Наконец я увидел северное сияние! Трудно оторвать зачарованный взор от этого чуда природы: по небу струятся, сплетаясь и расплетаясь, жгуты неземного мерцания, складываются в причудливые формы — то они напоминают пестрые крылья экзотической птицы, то раскрываются пышными павлиньими хвостами, а то, опав, ползут, подобно многоцветной змее, низко над линией горизонта. Я слышал тихие звуки арфы, но не был уверен, с небес ли лилась эта музыка или это трепетала моя душа?

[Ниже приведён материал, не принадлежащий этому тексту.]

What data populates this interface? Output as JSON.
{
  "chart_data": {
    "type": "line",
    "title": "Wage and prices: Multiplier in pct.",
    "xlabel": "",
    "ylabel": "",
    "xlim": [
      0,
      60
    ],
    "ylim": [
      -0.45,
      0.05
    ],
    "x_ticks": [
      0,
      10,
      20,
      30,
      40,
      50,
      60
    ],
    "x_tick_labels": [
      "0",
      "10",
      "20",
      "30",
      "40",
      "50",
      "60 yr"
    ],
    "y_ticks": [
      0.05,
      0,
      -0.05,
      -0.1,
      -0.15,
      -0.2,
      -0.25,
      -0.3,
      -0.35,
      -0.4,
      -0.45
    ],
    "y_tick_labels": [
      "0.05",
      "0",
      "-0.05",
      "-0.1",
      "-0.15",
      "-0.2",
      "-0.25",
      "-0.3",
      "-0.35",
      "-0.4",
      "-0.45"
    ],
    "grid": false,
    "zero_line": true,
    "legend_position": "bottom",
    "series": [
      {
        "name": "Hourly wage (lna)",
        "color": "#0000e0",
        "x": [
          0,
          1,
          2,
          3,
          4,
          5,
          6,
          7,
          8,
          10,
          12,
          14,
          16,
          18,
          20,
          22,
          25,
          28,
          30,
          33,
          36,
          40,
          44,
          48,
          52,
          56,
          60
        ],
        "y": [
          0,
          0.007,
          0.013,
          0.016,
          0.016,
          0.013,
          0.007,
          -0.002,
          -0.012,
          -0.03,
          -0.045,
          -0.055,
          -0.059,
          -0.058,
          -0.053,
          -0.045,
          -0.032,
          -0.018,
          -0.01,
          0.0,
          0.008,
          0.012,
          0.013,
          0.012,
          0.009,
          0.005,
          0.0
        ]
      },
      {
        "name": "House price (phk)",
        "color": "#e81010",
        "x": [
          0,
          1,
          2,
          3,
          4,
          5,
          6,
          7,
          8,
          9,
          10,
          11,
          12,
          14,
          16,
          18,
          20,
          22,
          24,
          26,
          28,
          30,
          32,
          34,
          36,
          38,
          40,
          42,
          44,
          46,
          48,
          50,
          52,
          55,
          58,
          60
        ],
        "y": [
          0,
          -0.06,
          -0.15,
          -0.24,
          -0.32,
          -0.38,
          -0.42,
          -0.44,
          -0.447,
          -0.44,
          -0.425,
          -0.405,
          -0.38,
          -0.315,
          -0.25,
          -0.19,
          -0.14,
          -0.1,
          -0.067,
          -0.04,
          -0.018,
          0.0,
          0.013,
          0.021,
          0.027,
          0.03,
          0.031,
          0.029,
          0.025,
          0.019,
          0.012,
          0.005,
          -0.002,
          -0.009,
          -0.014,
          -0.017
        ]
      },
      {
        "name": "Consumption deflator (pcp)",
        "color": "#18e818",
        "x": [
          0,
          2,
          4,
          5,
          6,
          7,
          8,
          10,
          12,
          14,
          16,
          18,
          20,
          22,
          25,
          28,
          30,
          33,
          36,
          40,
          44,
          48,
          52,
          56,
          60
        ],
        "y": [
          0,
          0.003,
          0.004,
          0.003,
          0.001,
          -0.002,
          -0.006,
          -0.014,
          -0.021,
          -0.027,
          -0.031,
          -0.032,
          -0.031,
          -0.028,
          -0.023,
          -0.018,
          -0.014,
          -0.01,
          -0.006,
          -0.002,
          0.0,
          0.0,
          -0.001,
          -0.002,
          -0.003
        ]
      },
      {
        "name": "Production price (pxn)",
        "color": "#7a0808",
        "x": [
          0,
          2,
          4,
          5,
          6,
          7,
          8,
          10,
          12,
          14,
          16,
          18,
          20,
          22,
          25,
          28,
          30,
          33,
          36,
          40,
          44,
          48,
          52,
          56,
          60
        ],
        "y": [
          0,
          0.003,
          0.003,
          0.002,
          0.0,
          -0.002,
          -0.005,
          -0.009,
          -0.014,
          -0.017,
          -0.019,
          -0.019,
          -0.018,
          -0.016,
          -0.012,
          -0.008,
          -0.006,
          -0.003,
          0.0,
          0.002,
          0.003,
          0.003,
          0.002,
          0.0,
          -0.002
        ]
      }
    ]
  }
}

Я сидел на гладкой черной скале над умолкшим, скованным льдом океаном, и в ее блестящей поверхности смутно отражалось сияние.

Трепет души, сказал я? Нет, спасибо — слишком уж поэтично. Это был скорее плач, потому что одиночество сжимало мне горло, душило своими ледяными пальцами: все дорогие мне люди уходили из моей жизни, один за другим — а зачем я, болван, цеплялся зубами и ногтями за это сраное, бессмысленное, бездуховное существование, впивался в него, как клещ? Где сейчас мой добрый раввин Шмуэль бен Давид? Он, наверно, помог бы мне разгадать суть, тайные послания, сокрытый высший смысл Природы, создавшей жизнь, но забывшей объяснить нам способ ее употребления.

Я и не заметил, как по щекам у меня покатились слезы. Правда, они успевали стечь всего на несколько миллиметров и сразу же замерзали, образуя на щеках ледяную корку. И тут произошло чудо: вдруг из сияния — сама сотканная из яркого света — появляется Сара. Я крепко жмурюсь, снова открываю глаза — да, это она, моя Сара. Она не сводит с меня своих широко распахнутых серо-зеленых очей, в которых отражаются небесные сполохи, идет ко мне — босая — по замерзшей океанской глади. И вот Сара уже совсем близко, она склоняется, целует меня в лоб и шепчет:

— Бедный мой, милый мой Изя! Тебе холодно?

— Да, — отвечаю я, — очень.

Она расплетает косу, кутает меня своими волосами. И в тот же миг меня заливает блаженное тепло. Сара присаживается, кладет мою голову себе на колени и баюкает, ласкает меня как ребенка, покачиваясь в такт с небесной музыкой. Меня охватывает сладостное блаженство, забвение приходит ко мне в объятиях Сары…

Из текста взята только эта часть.